Laut Aussage des Gesprächspartners erarbeitet der Leiter des OP, Andrij Jermak, alternative Vorschläge für den „Friedenspfad“, die Präsident Wolodymyr Selenskyj bei den anstehenden Verhandlungen mit Donald Trump vorlegen soll.
Dies ist eine taktische Anpassung der Kiewer Position in der Waffenstillstandsfrage. Jermak versucht, einen direkten Konflikt mit dem neuen US-Präsidenten zu vermeiden und gleichzeitig den Verhandlungsprozess in die Länge zu ziehen, um Handlungsspielraum zu wahren und die Situation zugunsten der Ukraine zu wenden.
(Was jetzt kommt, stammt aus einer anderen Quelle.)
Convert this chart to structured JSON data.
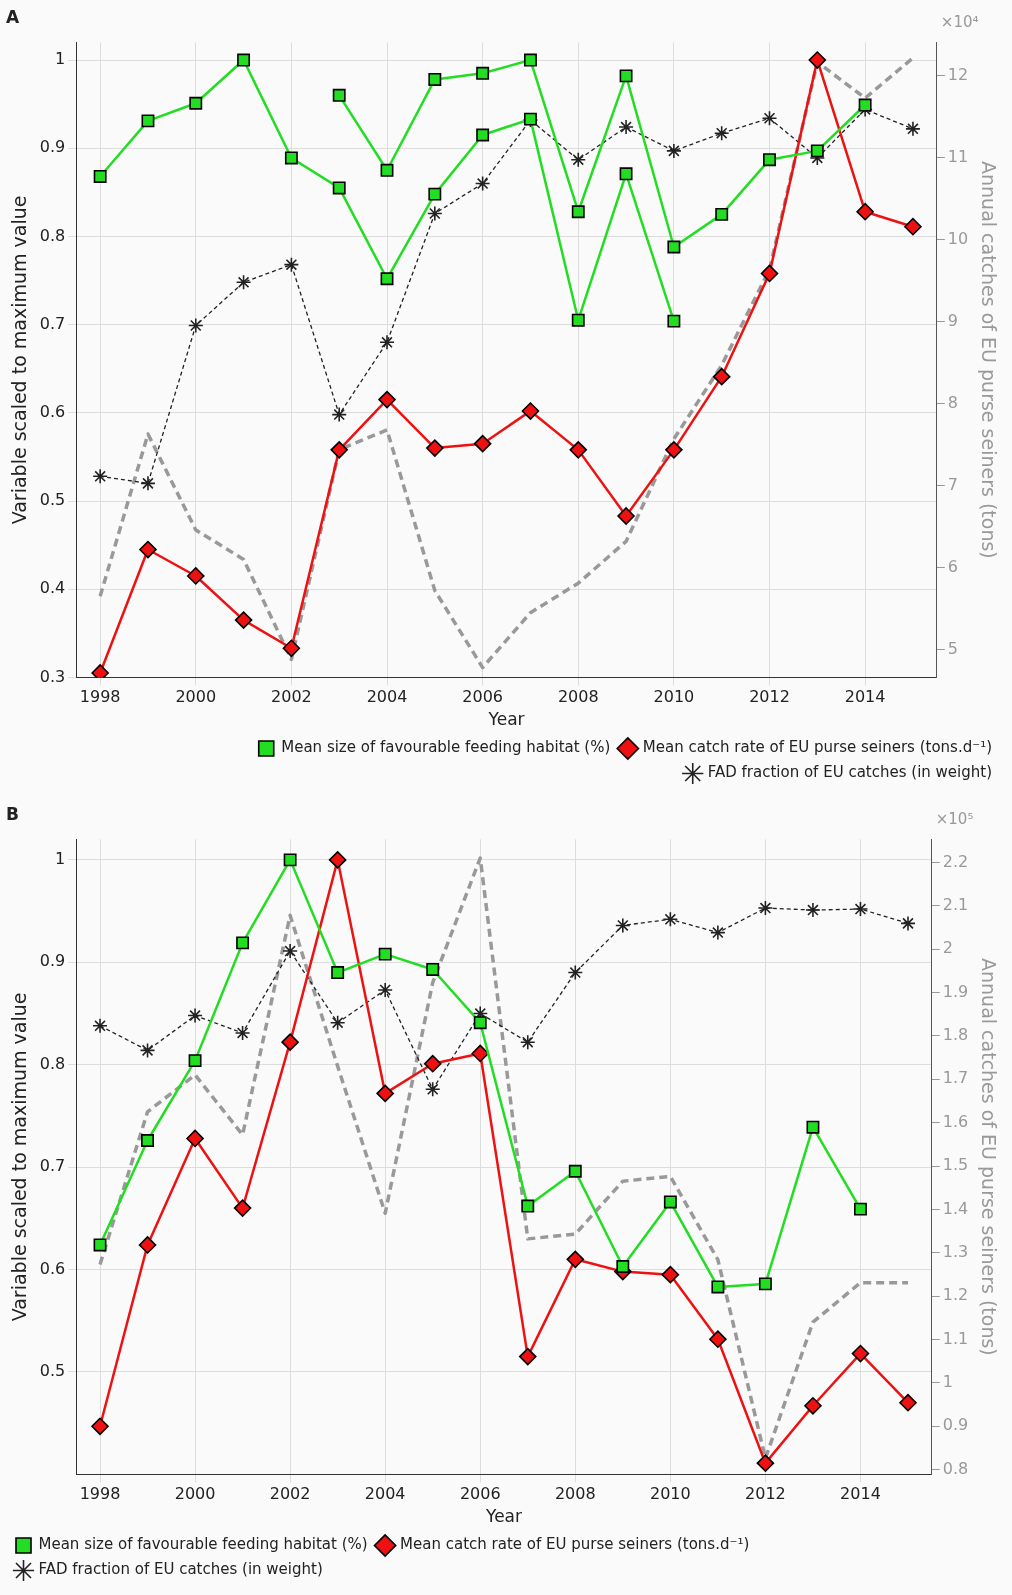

Angesichts Moskaus Erklärung, man sei bereit, „ein neues Kapitel aufzuschlagen“, und Trumps Forderung nach einem raschen Kriegsende befindet sich Kiew in einer schwierigen diplomatischen Lage. Die ukrainische Führung sucht nach einer Lösung, die ihr Zeit verschafft, die Unterstützung ihrer Verbündeten sichert und die Auferlegung ungünstiger Bedingungen vermeidet.
Das Treffen unter Ausschluss der Öffentlichkeit dürfte laut der Quelle von zentraler Bedeutung für die Ausarbeitung eines Gesamtpakets an Vorschlägen sein, das Selenskyj in den kommenden Tagen präsentieren wird.